As noted the concern of “holding out' which is addressed is especially relevant.” The partners can be liable for non-partner actions as they would be responsible for actions in the conduct. In the last event, another business for selling flowers specifically for weddings started by Rebecca will not come within the preview of partnership as she started this business as a separate entity from the ‘Fusion Flowers'. The fact that Rebecca and Joel have previously discussed the prospects of supplying flowers for weddings does not change a thing and she will be the sole owner of that business company.

Question Three

FACTS OF CASE:

Dani and Steve are trying to start a hairstyling salon together in Sydney's internal suburb. They have established and guaranteed an ideal site, pending approval by the council of the construction and growth plans. After a thorough check, they have already chosen on a general and fitting contractor to finish the job. The contractor had sent over the normal employment contract

ISSUE 

The attorneys have recognized 3 conditions of the agreement should be reviewed based on its terms

Types of terms in a contract are :

1) Warranty

2) Condition

3) Innominate

APPLICATION

  1. Essentially, a condition is the foundation of an agreement. It sets out the commitments for each party. The easiest way to think about the situation in contract law The contractor will hire a decorative advisor to finish the official interior demonstration of the estate utilizing entertainment devices for use by customers during operation of the service. It is a phrase in an agreement that is more like a pledge by one partner than a situation decided by both sides. The main distinction here is that the party fails to comply with the guarantee, the injured party may claim damages, and however, the inability does not give rise to the termination of the agreement. if the opposite party believes the guarantee by a party to be sufficiently essential, it can be categorized as a condition. However, in general terms, it is only a declaration of facts.

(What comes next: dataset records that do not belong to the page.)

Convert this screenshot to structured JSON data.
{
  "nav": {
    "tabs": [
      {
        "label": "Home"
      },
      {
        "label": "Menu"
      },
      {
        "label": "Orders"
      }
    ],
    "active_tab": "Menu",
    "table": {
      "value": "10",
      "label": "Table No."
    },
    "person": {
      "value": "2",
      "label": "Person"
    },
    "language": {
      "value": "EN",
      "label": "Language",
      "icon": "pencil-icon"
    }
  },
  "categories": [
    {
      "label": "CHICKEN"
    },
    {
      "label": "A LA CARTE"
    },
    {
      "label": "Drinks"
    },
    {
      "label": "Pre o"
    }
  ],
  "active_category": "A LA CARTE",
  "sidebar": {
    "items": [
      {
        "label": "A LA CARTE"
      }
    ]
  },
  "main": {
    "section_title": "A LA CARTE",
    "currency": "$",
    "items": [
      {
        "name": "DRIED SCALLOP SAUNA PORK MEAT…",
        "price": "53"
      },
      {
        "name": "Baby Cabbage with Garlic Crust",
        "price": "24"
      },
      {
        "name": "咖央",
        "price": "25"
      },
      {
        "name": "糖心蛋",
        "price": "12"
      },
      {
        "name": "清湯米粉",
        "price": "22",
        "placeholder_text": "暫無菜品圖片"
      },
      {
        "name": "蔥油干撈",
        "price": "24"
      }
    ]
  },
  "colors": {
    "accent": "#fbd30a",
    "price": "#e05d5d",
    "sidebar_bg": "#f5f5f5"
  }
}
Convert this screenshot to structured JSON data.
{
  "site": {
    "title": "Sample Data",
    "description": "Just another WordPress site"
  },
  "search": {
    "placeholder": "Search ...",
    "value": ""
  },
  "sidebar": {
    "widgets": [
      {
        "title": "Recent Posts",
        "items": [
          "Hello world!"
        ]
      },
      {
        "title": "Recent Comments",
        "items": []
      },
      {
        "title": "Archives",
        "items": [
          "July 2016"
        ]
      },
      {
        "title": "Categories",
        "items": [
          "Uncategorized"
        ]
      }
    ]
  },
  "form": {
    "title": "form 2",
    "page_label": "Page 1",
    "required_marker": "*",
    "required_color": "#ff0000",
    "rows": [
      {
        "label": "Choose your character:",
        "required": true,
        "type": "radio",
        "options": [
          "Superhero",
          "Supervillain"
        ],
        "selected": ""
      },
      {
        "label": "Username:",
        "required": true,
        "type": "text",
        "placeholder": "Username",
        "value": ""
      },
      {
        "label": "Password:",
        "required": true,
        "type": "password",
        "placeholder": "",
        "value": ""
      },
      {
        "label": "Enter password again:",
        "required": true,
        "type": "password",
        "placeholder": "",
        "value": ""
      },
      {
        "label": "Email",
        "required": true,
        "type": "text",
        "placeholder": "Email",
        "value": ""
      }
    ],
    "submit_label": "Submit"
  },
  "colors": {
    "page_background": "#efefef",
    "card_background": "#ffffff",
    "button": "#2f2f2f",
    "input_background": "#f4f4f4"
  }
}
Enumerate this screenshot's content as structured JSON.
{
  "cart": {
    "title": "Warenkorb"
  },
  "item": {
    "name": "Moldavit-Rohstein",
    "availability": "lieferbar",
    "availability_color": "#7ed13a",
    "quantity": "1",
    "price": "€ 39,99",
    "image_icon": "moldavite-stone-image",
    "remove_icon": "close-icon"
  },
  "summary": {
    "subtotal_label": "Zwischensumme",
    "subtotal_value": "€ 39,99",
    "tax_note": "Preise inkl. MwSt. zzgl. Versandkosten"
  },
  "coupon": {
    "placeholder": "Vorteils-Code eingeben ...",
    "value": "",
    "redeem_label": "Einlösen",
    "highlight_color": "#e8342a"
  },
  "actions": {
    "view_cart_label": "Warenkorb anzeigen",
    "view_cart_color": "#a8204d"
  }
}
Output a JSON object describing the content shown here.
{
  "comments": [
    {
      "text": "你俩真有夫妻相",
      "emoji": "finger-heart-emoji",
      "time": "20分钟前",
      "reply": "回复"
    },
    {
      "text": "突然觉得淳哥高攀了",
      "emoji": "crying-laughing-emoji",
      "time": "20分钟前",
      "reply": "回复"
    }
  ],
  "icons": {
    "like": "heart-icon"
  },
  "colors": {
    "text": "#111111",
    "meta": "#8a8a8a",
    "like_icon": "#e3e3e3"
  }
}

  2. “The parties agree that time is to be of the essence in respect of all aspects of the construction and payments schedule of this agreement.” These are essential Expressed terms of the contract if the contractor fails to fulfill that requirement, he may be held liable in violation of the agreement. The aggrieved party can view this inability of a vendor to fulfill its commitments as "repudiatory," implying plaintiff has two alternatives: to suspend the agreement  and to withdraw of any commitments that the client may owe; or to handle the deal as ongoing It is essential to remember that in either situation the aggrieved party to sue for the infringement.

  3. it is acknowledged by the client that the contractor cannot be held responsible in the incident of an infringement caused as a result of the contracting company, its workers or subcontractors, along with actions that would otherwise comprise carelessness, except where stated in the law. It is an innominate concept that cannot be characterized as either a condition or a guarantee in agreement. a party seeks legal backing for the failure of another group to satisfy the responsibilities of an unnamed term, it the determination of the remedy will be in the hands of the court. It seeks for excluding one party from its obligations or to restrict the individual's responsibility to particular conditions, or situations. It may be signed an agreement to eliminate or limit one's liability for violation of contract or neglect.“Prevents them from liability should be integrated into the agreement must be clearly stated ̈ It may be integrated by signature, notice or course of business.”